City law firm Charles Russell Speechlys (CRS) is facing a retrial of a £50,000 claim for fees it thought it had won because it did not properly plead the existence of an implied retainer.
Mr Justice Cotter said  the alternative to the case as pleaded caught the defendant “by surprise”.
He went on: “That simply should not have happened.”
Beneficial House (Birmingham) Regeneration LLP acted as a vehicle for members to fund the development of a property in Birmingham.
The LLP consisted of investor and designated members, with the LLP agreement providing that the latter did not have authority on their own to bind it.

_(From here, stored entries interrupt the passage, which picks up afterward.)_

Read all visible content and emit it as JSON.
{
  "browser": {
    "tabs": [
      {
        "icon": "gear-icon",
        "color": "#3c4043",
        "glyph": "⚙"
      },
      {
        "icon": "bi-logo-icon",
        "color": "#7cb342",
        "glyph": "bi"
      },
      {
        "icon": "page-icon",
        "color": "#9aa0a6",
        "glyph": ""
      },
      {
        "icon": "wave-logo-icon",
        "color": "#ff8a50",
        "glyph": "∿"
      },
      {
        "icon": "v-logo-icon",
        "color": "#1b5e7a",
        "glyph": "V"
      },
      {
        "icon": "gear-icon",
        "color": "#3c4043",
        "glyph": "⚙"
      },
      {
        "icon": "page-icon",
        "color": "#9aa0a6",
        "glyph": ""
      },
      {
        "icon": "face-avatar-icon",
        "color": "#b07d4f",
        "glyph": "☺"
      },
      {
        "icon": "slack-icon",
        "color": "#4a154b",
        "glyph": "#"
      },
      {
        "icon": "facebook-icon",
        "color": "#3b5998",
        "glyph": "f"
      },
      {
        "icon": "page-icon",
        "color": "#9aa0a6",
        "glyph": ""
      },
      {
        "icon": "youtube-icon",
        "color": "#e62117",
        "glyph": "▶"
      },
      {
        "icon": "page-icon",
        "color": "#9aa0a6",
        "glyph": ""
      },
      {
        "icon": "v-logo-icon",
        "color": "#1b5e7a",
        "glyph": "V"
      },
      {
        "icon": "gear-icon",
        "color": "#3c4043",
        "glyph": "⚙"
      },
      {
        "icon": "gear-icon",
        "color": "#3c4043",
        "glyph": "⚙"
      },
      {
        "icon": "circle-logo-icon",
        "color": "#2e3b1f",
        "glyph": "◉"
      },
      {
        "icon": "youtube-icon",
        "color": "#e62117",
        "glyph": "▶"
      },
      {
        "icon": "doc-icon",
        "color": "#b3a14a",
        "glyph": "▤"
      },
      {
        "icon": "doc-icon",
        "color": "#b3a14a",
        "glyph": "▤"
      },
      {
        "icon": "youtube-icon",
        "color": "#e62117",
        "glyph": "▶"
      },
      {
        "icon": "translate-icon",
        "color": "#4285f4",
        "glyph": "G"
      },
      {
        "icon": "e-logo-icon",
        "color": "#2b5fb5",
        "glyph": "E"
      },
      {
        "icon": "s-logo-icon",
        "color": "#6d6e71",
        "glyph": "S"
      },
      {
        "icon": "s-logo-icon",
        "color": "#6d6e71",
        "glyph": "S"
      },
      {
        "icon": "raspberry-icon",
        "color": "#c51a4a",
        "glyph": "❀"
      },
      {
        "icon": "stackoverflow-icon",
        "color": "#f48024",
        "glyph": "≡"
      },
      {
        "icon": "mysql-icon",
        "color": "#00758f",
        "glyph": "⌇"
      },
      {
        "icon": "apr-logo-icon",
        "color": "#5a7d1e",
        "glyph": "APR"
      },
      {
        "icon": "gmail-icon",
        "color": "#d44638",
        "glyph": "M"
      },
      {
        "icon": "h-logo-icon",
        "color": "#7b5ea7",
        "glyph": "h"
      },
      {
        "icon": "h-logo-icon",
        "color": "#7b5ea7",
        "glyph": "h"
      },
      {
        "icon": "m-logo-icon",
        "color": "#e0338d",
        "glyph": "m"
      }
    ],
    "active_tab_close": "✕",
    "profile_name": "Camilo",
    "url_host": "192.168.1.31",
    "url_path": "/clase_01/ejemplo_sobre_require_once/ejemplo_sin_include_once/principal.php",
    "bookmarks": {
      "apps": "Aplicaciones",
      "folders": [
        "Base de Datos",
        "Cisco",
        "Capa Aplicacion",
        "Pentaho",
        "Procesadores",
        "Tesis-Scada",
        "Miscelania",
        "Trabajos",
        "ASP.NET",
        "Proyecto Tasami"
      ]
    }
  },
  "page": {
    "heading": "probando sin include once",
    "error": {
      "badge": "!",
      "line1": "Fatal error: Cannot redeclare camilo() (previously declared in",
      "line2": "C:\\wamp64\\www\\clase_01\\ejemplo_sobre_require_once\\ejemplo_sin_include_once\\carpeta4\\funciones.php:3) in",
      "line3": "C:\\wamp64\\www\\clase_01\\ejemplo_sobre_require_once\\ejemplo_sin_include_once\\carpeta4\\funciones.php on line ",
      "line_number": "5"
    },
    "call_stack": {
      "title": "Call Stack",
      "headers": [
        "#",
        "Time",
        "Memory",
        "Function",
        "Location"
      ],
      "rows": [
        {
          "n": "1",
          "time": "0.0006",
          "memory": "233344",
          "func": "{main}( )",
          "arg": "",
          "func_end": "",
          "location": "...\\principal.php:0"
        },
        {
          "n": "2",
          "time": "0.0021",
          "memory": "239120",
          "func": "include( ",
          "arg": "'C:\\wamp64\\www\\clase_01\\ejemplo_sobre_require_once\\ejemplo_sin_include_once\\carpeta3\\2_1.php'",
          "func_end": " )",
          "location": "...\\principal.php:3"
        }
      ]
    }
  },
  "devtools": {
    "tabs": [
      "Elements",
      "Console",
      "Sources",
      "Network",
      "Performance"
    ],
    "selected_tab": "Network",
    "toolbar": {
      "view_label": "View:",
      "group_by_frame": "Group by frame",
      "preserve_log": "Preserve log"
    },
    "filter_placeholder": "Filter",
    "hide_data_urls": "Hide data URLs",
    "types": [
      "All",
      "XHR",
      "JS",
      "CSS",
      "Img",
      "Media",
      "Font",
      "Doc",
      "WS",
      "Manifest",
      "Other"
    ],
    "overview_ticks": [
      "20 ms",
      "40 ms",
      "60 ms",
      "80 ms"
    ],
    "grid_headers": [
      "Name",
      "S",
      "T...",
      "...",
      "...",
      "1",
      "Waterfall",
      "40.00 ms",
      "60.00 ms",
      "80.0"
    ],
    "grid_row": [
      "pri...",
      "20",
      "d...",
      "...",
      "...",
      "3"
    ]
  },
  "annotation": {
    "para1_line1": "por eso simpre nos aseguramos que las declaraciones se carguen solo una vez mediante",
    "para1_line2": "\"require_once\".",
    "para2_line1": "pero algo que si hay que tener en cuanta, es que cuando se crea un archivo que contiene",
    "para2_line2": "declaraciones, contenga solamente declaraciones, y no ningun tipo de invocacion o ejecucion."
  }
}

One of the designated members sought advice from CRS in February 2016 on issues that arisen with the development. But it was only in November that year – ahead of the designated members being replaced – that a retainer was signed.
Soon after, CRS billed the LLP £49,000, which it refused to pay.
Though at first instance CRS’s pleaded case was that the written retainer covered the work done to that point, His Honour Judge Sephton in Manchester instead found that there was an implied retainer covering that period, a possibility which had come up during submissions as a secondary argument.
William Stockler – a solicitor member of the LLP who represented it before HHJ Sephton as a litigant in person – argued that the pleading did not enable a secondary case to be run and reserved the LLP’s position until it saw the amended case.
“Notwithstanding the importance of resolving this issue, and determining the limits of the claim, the judge moved to the evidence without having made any ruling, leaving both sides unsure as to what his view was,” Cotter J noted on appeal.
Paragraph 7.5 of CPR practice direction 16 provides that, “where a claim is based upon an agreement by conduct, the particulars of claim must specify the conduct relied on and state by whom, when and where the acts constituting the conduct were done”.
Cotter J noted that the pleading “not only failed to comply with paragraph 7.5 as regards the material facts, it did not mention an implied retainer at all”.
He went on: “Pleadings are meant to set matters out clearly; they should not contain hidden arguments within generalised averments.”
It was clear and “entirely understandable” that Mr Stockler had not expected to face an alternative argument of an implied retainer.
Cotter J went on: “That is because the pleading gave him no adequate notice. He was caught by surprise and was unprepared for the alternative case. That simply should not have happened.”
The judge said HHJ Sephton “fell into error by proceeding on the basis that the pleading adequately raised the issue of an implied retainer”.
He should instead have put CRS to an election of either applying to amend or accepting that an alternative case based on an implied retainer was not properly before the court.
Cotter J rejected CRS’s argument that, even if Mr Stockler had been fully aware of the argument, the outcome would inevitably have been the same.
Whilst there was “force” in this, the judge said there was “potential prejudice in the inability to properly test and explore this aspect of the case”.
The LLP argued that, as a result, judgment should be given in its favour, as the primary plank of CRS’s case had failed before HHJ Sephton.
However, Cotter J said that, as the judge’s error in relation to the pleadings influenced the law firm not to apply to amend, “the proper course” was to remit the case for a re-trial before a different judge.
“The application to amend can be determined on its merits and, if permitted, [CRS’s] case can be fairly challenged.”
Theo Barclay, instructed by Lewis Silkin, represented the LLP, with Charles Raffin, instructed by Goldsmith Bowers, for CRS.